Sexist dress codes? Don’t get your knickers in a twist
Never has polite society been so united in its hatred of dress codes. Everywhere you look, dress codes are being pulled apart and intellectualised.
This all started a few weeks ago when a secretary at PwC in London was told to wear high heels to work. Affronted by the instruction – which was a little old-fashioned at best – she took her story to the newspapers, and became something of a star. PwC has since been attacked by just about everyone for its ‘sexist’ dress code.
It’s not the only company to fall victim to this hysteria. Last week it was the turn of airline JetBlue, after it turned away a passenger for wearing a revealing outfit. Maggie McMuffin – well, that’s her burlesque stage name – tried to board a flight to Seattle wearing a pair of very short shorts. She didn’t impress the attendants, who told her she had to change her outfit or she wouldn’t be allowed onboard.

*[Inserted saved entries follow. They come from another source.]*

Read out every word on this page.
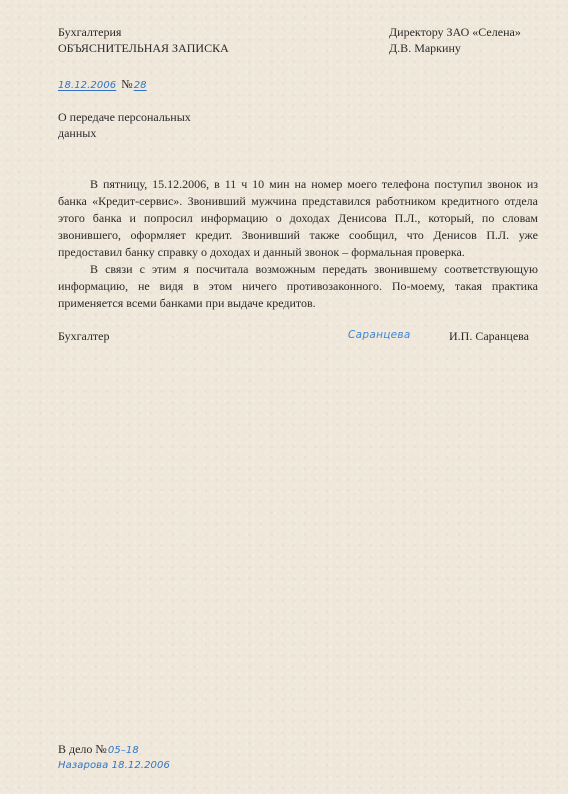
Бухгалтерия
ОБЪЯСНИТЕЛЬНАЯ ЗАПИСКА
Директору ЗАО «Селена»
Д.В. Маркину
18.12.2006 №28
О передаче персональных
данных

В пятницу, 15.12.2006, в 11 ч 10 мин на номер моего телефона поступил звонок из банка «Кредит-сервис». Звонивший мужчина представился работником кредитного отдела этого банка и попросил информацию о доходах Денисова П.Л., который, по словам звонившего, оформляет кредит. Звонивший также сообщил, что Денисов П.Л. уже предоставил банку справку о доходах и данный звонок – формальная проверка.

В связи с этим я посчитала возможным передать звонившему соответствующую информацию, не видя в этом ничего противозаконного. По-моему, такая практика применяется всеми банками при выдаче кредитов.

Бухгалтер	Саранцева	И.П. Саранцева
В дело №05–18
Назарова 18.12.2006
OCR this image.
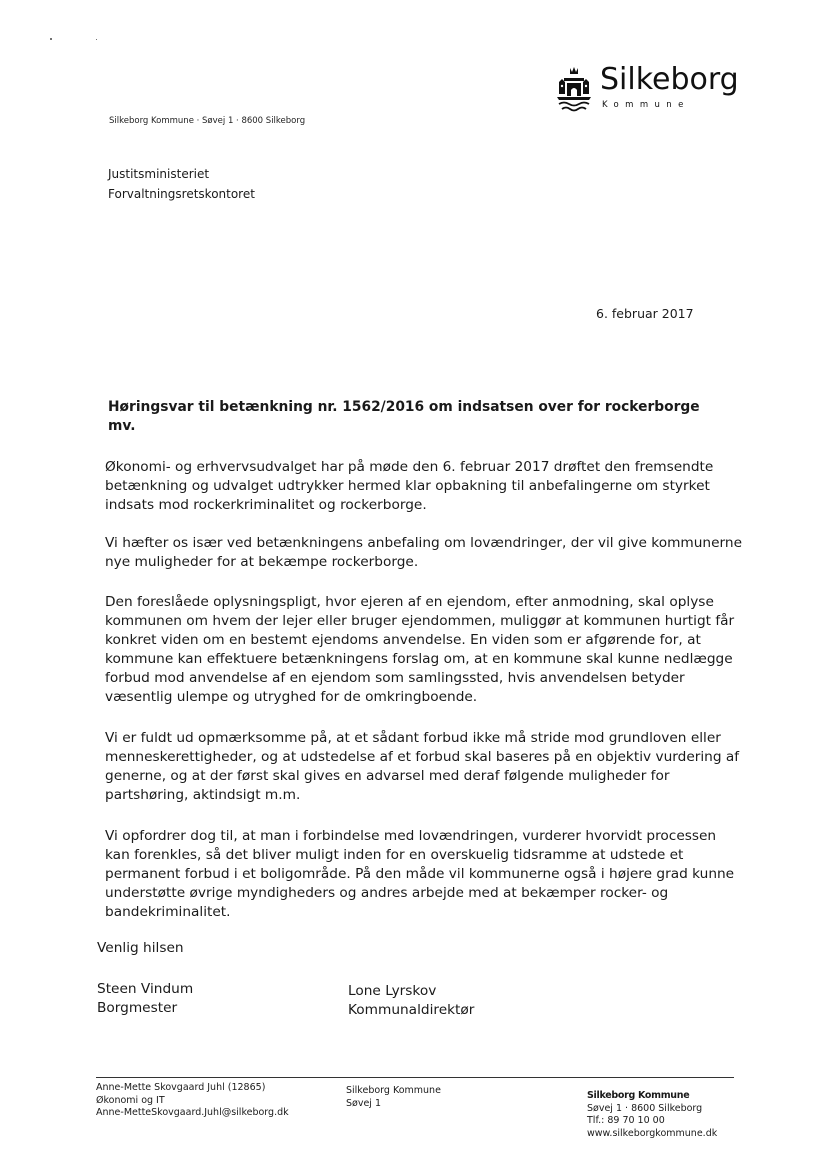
Silkeborg
Kommune
Silkeborg Kommune · Søvej 1 · 8600 Silkeborg
Justitsministeriet
Forvaltningsretskontoret
6. februar 2017
Høringsvar til betænkning nr. 1562/2016 om indsatsen over for rockerborge mv.

Økonomi- og erhvervsudvalget har på møde den 6. februar 2017 drøftet den fremsendte betænkning og udvalget udtrykker hermed klar opbakning til anbefalingerne om styrket indsats mod rockerkriminalitet og rockerborge.

Vi hæfter os især ved betænkningens anbefaling om lovændringer, der vil give kommunerne nye muligheder for at bekæmpe rockerborge.

Den foreslåede oplysningspligt, hvor ejeren af en ejendom, efter anmodning, skal oplyse kommunen om hvem der lejer eller bruger ejendommen, muliggør at kommunen hurtigt får konkret viden om en bestemt ejendoms anvendelse. En viden som er afgørende for, at kommune kan effektuere betænkningens forslag om, at en kommune skal kunne nedlægge forbud mod anvendelse af en ejendom som samlingssted, hvis anvendelsen betyder væsentlig ulempe og utryghed for de omkringboende.

Vi er fuldt ud opmærksomme på, at et sådant forbud ikke må stride mod grundloven eller menneskerettigheder, og at udstedelse af et forbud skal baseres på en objektiv vurdering af generne, og at der først skal gives en advarsel med deraf følgende muligheder for partshøring, aktindsigt m.m.

Vi opfordrer dog til, at man i forbindelse med lovændringen, vurderer hvorvidt processen kan forenkles, så det bliver muligt inden for en overskuelig tidsramme at udstede et permanent forbud i et boligområde. På den måde vil kommunerne også i højere grad kunne understøtte øvrige myndigheders og andres arbejde med at bekæmper rocker- og bandekriminalitet.

Venlig hilsen
Steen Vindum
Borgmester
Lone Lyrskov
Kommunaldirektør
Anne-Mette Skovgaard Juhl (12865)
Økonomi og IT
Anne-MetteSkovgaard.Juhl@silkeborg.dk
Silkeborg Kommune
Søvej 1
Silkeborg Kommune
Søvej 1 · 8600 Silkeborg
Tlf.: 89 70 10 00
www.silkeborgkommune.dk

Being the theatrical sort, McMuffin accused the airline of ‘body-shaming and slut-shaming’ her. Not only are these phrases painfully overused these days, it’s also clear this incident had nothing to do with gender. If a man tried to board a plane in similarly bottom-revealing attire, I’m sure he’d be asked to cover up, too.
JetBlue has apologised to McMuffin and has reimbursed her for the cost of the pajama bottoms she had to buy before being allowed to board. But in many ways it got off easy. PwC has had to backpedal in order to mitigate the damage done by that stiletto-shunning secretary. The firm’s Australian operation has removed its dress code altogether.
This is a great shame. Dress codes may seem archaic and restrictive at times, but they serve an important function. McMuffin has accused the JetBlue attendants of discriminating against her, but they were simply being mindful of general etiquette. What’s more, companies are well within their rights to require staff to present a certain image.
The irony of all this is that we are actually becoming quite lax about dress codes on the whole. Offices are now full of people in trainers and casual clothing, which seems to me a great shame. Dressing up is not only a look, it’s a state of mind. Besides, for the vast majority of the time – in the West, at least – women can wear what we want, when we want.
Let’s not get our knickers in a twist.